BREAKING: Orrin Hatch, longtime Utah Republican senator, dead at 88 https://t.co/DoWtifSbSm— Fox News (@FoxNews) April 24, 2022
When Hatch retired in 2018, he had been in the Senate since 1976, and Peter Brimelow wrote:
I owe a significant personal debt to Senator Orrin Hatch (R.-Utah), who has just announced he will not seek an eighth term in 2018: years ago, he helped me, then a U.K. citizen and thus discriminated against by the post-1965 immigration regime, return to the U.S. after my post-Stanford sojourn in Canada. For that reason, I’ve never said much about my 1979-1980 time on his staff, in case he be blamed for my views, or criticized his subsequent career, brutally summarized from the right by Michelle Malkin here—although I must admit that VDARE.com coverage of his awful immigration record (NumbersUSA Career Grade: C, in this Congress: D) has been fairly scathing.

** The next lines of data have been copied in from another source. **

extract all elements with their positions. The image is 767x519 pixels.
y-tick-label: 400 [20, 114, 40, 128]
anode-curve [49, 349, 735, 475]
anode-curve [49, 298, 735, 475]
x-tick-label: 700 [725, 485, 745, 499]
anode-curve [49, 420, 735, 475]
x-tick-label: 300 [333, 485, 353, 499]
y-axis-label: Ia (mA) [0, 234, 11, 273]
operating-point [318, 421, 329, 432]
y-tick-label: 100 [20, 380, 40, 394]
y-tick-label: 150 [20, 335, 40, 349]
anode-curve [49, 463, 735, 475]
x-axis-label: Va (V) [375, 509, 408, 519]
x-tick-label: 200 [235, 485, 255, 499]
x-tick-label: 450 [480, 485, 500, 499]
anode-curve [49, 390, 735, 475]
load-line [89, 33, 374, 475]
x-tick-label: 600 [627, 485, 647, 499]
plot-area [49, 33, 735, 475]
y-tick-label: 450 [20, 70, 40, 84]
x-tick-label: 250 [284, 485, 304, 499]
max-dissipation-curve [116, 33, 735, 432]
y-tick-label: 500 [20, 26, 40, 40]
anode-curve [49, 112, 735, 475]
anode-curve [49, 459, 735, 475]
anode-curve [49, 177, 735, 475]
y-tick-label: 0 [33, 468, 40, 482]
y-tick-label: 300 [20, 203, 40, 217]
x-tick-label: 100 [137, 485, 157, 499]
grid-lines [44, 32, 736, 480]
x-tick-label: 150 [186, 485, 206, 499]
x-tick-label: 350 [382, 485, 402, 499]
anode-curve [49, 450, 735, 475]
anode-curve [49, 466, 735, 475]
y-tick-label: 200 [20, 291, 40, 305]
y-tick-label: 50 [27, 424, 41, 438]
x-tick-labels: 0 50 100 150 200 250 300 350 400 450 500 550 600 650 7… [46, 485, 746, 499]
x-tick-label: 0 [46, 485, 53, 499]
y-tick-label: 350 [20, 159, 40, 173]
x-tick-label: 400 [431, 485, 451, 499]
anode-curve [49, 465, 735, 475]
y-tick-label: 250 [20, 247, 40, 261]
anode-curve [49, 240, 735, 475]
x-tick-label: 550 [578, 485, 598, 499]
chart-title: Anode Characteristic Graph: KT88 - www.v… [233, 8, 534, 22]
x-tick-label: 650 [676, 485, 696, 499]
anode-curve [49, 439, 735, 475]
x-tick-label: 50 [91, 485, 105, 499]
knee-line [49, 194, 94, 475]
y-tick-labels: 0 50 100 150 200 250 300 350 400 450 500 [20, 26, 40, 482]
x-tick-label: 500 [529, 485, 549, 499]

The sad truth is that Hatch, while a nice man, was too nice for politics, and this led to him becoming captive by "bipartisanship" and cooperation with his Democratic fellow Senators...people he was elected to oppose.
Hatch did have one moment of glory, from our point of view, when he came out against Affirmative Action, again courtesy of Peter Brimelow, who wrote in 2018
My great contribution to Hatch’s career: preventing him from ever becoming a Supreme Court justice, which—oddly for someone who showed little interest in abstract principle—was apparently for some time his ambition.

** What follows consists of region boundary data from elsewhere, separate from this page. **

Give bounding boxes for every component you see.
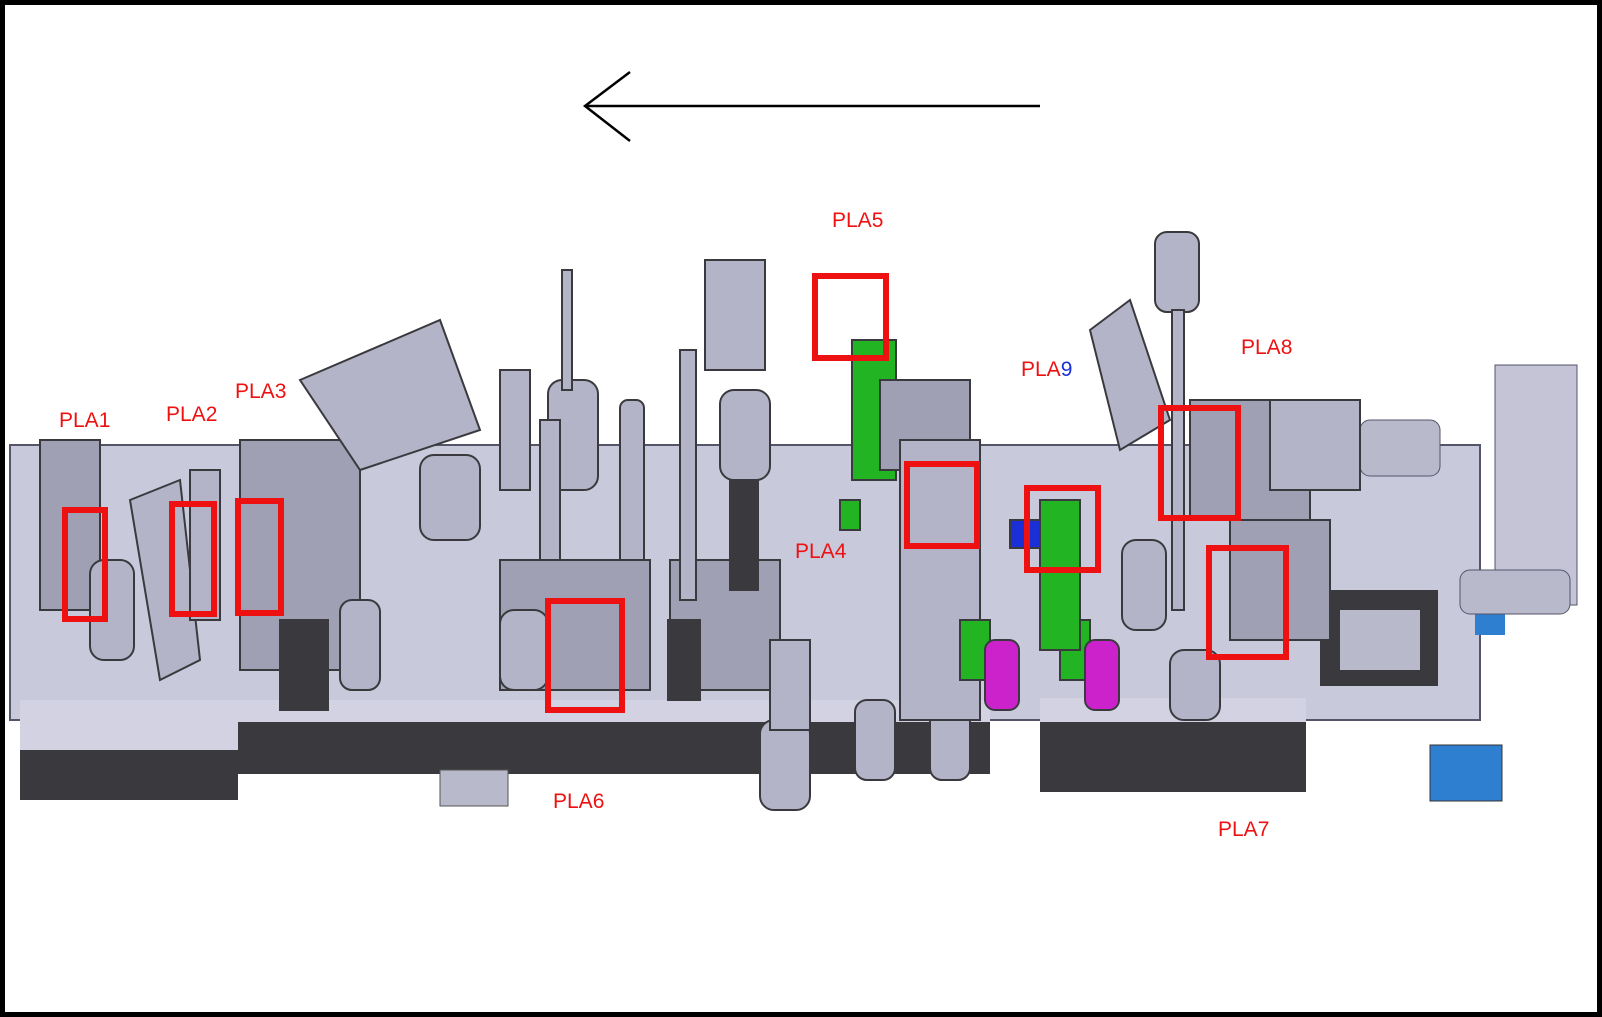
label-pla3: PLA3 — [235, 380, 287, 403]
label-pla9: PLA9 — [1021, 359, 1072, 380]
machine-components — [39, 231, 1361, 811]
highlight-box-pla9 — [1024, 485, 1101, 573]
highlight-box-pla3 — [235, 498, 284, 616]
highlight-box-pla4 — [904, 461, 980, 549]
label-pla9-number: 9 — [1060, 358, 1073, 381]
label-pla7: PLA7 — [1218, 818, 1270, 841]
highlight-boxes — [62, 273, 1289, 713]
label-pla5: PLA5 — [832, 209, 884, 232]
highlight-box-pla7 — [1206, 545, 1289, 660]
highlight-box-pla5 — [812, 273, 889, 361]
label-pla1: PLA1 — [59, 409, 111, 432]
highlight-box-pla2 — [169, 501, 217, 617]
label-pla8: PLA8 — [1241, 336, 1293, 359]
label-pla9-prefix: PLA — [1021, 358, 1061, 381]
highlight-box-pla6 — [545, 598, 625, 713]
highlight-box-pla8 — [1158, 405, 1241, 521]
flow-direction-arrow — [582, 71, 1040, 142]
label-pla4: PLA4 — [795, 540, 847, 563]
label-pla2: PLA2 — [166, 403, 218, 426]
label-pla6: PLA6 — [553, 790, 605, 813]
highlight-box-pla1 — [62, 507, 108, 622]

I achieved this feat by deciding, in consultation with an imaginative fellow-staffer, that Hatch’s path to the Presidency was by voicing a principled critique of Affirmative Action quotas, then spreading like a silent cancer through American society. We caused Hatch to put a massive amount of material into the Congressional Record explicating the law, economics and politics of this taboo wedge issue. I ghosted a first cut at estimating the regulatory burden of quotas [Loading The Economy, by Orrin Hatch, Policy Review, Spring, 1980 (PDF)] which I’m happy to say excited the approbation of the great Anglo-Hungarian economist Peter Bauer. Justifying our political instinct, a denunciation of Affirmative Action I wrote for Hatch for delivery at the Conservative Political Action Conference got splash headlines in the old Washington Star, which worked from the press release, although in embarrassing fact he had wimped out completely and extemporized his usual free-enterprise boilerplate.
In subsequent years, Hatch completely ran away from the subject, in common with the entire GOP elite. But it would still have made for embarrassing questions at his confirmation hearing.

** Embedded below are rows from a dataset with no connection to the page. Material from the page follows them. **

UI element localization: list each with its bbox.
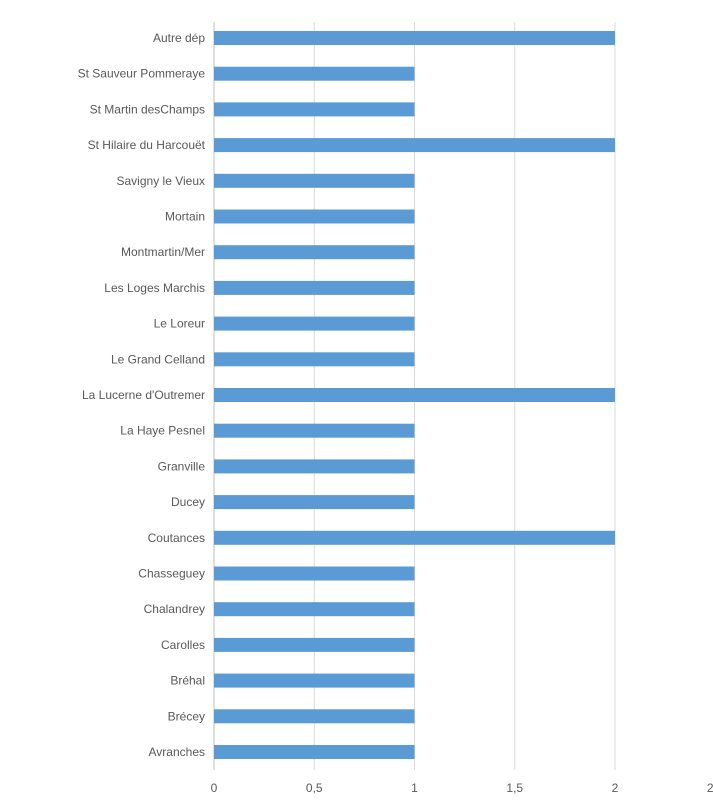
category-label: St Martin desChamps <box>90 102 205 116</box>
bar <box>214 209 415 224</box>
bar <box>214 423 415 438</box>
x-tick-label: 2 <box>612 781 619 795</box>
category-label: Granville <box>158 459 206 473</box>
category-label: Carolles <box>161 638 205 652</box>
category-label: Savigny le Vieux <box>117 174 206 188</box>
bar <box>214 459 415 474</box>
x-tick-label: 0 <box>211 781 218 795</box>
category-label: La Haye Pesnel <box>120 424 205 438</box>
bars <box>214 31 615 759</box>
bar <box>214 637 415 652</box>
category-label: Ducey <box>171 495 205 509</box>
bar <box>214 352 415 367</box>
bar <box>214 66 415 81</box>
category-label: Coutances <box>148 531 205 545</box>
category-label: Les Loges Marchis <box>104 281 205 295</box>
bar <box>214 602 415 617</box>
category-label: Chalandrey <box>144 602 205 616</box>
bar <box>214 316 415 331</box>
category-label: Brécey <box>168 709 205 723</box>
category-label: Avranches <box>149 745 205 759</box>
category-label: Chasseguey <box>138 567 205 581</box>
bar <box>214 280 415 295</box>
bar <box>214 745 415 759</box>
x-tick-label: 0,5 <box>306 781 323 795</box>
category-label: La Lucerne d'Outremer <box>82 388 205 402</box>
category-label: Le Grand Celland <box>111 352 205 366</box>
category-label: Le Loreur <box>154 317 205 331</box>
bar <box>214 173 415 188</box>
bar <box>214 388 615 402</box>
bar <box>214 31 615 45</box>
x-tick-label: 2,5 <box>707 781 713 795</box>
x-axis-tick-labels: 0 0,5 1 1,5 2 2,5 <box>211 781 713 795</box>
category-labels: Autre dép St Sauveur Pommeraye St Martin d… <box>78 31 206 759</box>
category-label: St Hilaire du Harcouët <box>88 138 206 152</box>
category-label: Mortain <box>165 210 205 224</box>
bar <box>214 530 615 545</box>
bar <box>214 245 415 260</box>
category-label: St Sauveur Pommeraye <box>78 67 206 81</box>
bar <box>214 138 615 153</box>
bar <box>214 566 415 581</box>
bar <box>214 495 415 510</box>
x-tick-label: 1 <box>411 781 418 795</box>
x-tick-label: 1,5 <box>506 781 523 795</box>
category-label: Bréhal <box>170 674 205 688</box>
category-label: Autre dép <box>153 31 205 45</box>
bar <box>214 709 415 724</box>
bar <box>214 673 415 688</box>
category-label: Montmartin/Mer <box>121 245 205 259</box>
bar <box>214 102 415 117</box>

This is still being remembered on Twitter:
orrin hatch was a passionate critic of affirmative action and this article from 1981 shows how little the conversation has really moved since thenhttps://t.co/MX9Eaes3kY— Joe Gabriel Simonson (@SaysSimonson) April 24, 2022
Hail and Farewell to Orrin Hatch. We can say that in spite of our criticisms, he did less harm to Utah and American in 7 terms than Mitt Romney has done in one.